Me atendieron media hora después. Allí me pasaron un formulario que debía llenar para hacer constar, primero, que soy el padre, segundo, que, si algo pasaba, yo me haría responsable. El joven que me atendió, me envió al sótano del hospital, que era contiguo a la entrada de Urgencias. Allí me encontré con otro funcionario, al cual le entregué el formulario que tenía en el encabezado “Permiso para entrar”. Lo leyó y me dijo, con un rostro adusto, que tenía que redactar una carta para enviarla a la administración y poder ingresar.

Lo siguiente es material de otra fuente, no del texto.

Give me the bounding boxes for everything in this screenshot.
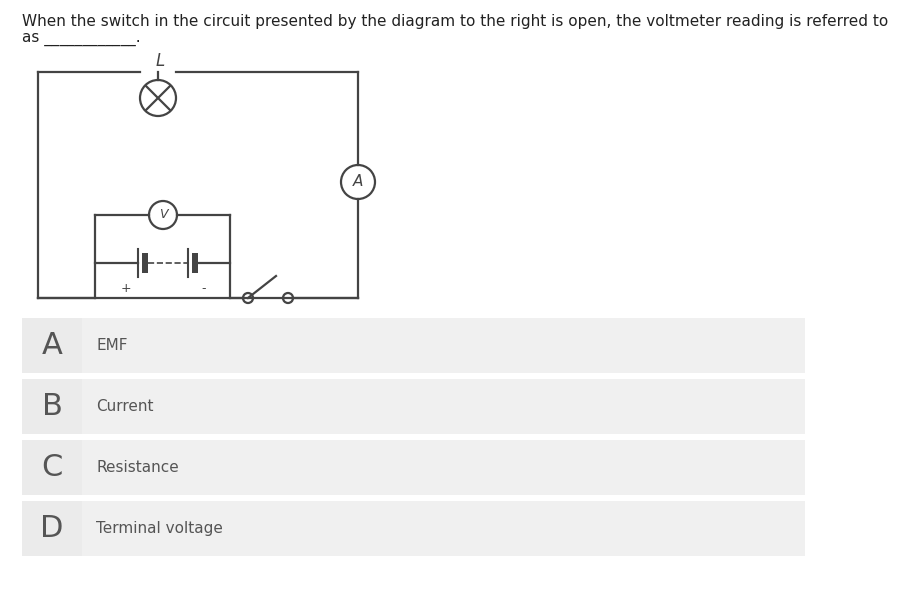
FancyBboxPatch shape <box>82 501 805 556</box>
Text: B: B <box>41 392 63 421</box>
Text: -: - <box>202 282 206 295</box>
FancyBboxPatch shape <box>82 440 805 495</box>
Text: A: A <box>353 175 363 189</box>
FancyBboxPatch shape <box>22 318 82 373</box>
Text: Resistance: Resistance <box>96 460 179 475</box>
Text: D: D <box>40 514 64 543</box>
FancyBboxPatch shape <box>82 379 805 434</box>
Text: C: C <box>41 453 63 482</box>
Text: V: V <box>159 208 167 222</box>
Text: Current: Current <box>96 399 153 414</box>
FancyBboxPatch shape <box>22 379 82 434</box>
Text: A: A <box>41 331 63 360</box>
Text: +: + <box>121 282 131 295</box>
Bar <box>142 253 148 273</box>
FancyBboxPatch shape <box>22 501 82 556</box>
Circle shape <box>341 165 375 199</box>
FancyBboxPatch shape <box>82 318 805 373</box>
Circle shape <box>140 80 176 116</box>
Text: When the switch in the circuit presented by the diagram to the right is open, th: When the switch in the circuit presented… <box>22 14 888 29</box>
Text: L: L <box>155 52 165 70</box>
Text: EMF: EMF <box>96 338 127 353</box>
FancyBboxPatch shape <box>22 440 82 495</box>
Text: as ____________.: as ____________. <box>22 31 141 46</box>
Bar <box>192 253 198 273</box>
Circle shape <box>149 201 177 229</box>
Circle shape <box>283 293 293 303</box>
Text: Terminal voltage: Terminal voltage <box>96 521 222 536</box>
Circle shape <box>243 293 253 303</box>
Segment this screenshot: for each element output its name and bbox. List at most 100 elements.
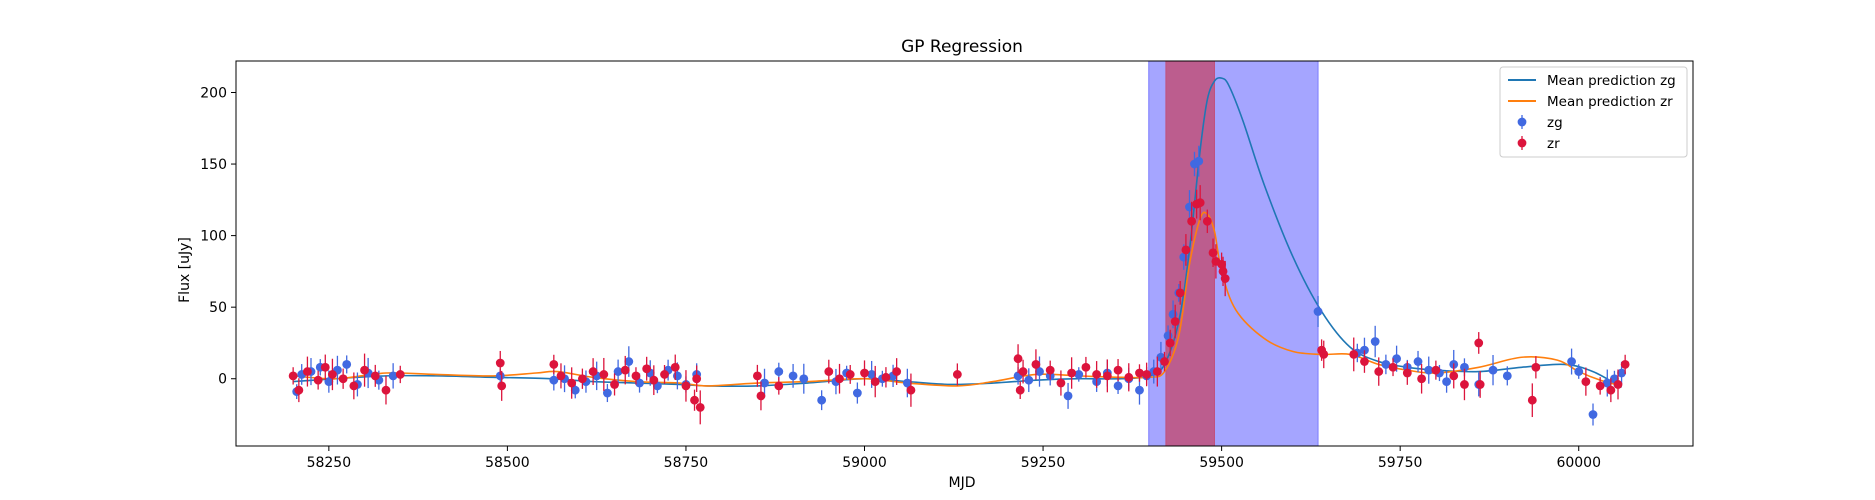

Sonó mi celular y me dieron la noticia. ¿Qué gano con enojarme ante la burocracia? Tengo setenta años, me llamo Roberto y mientras escribía esta carta para poder entrar al hospital, una enfermera me llamó para decirme que mi hija había muerto. La noticia fue como la causa de su muerte: repentina. Un infarto había marchitado la vida de mi flor y mis lágrimas estaban esperando para regar sus raíces.”

La secretaria tomó la carta, la guardó en el sobre, la puso en la bandeja de reciclaje y siguió con sus labores.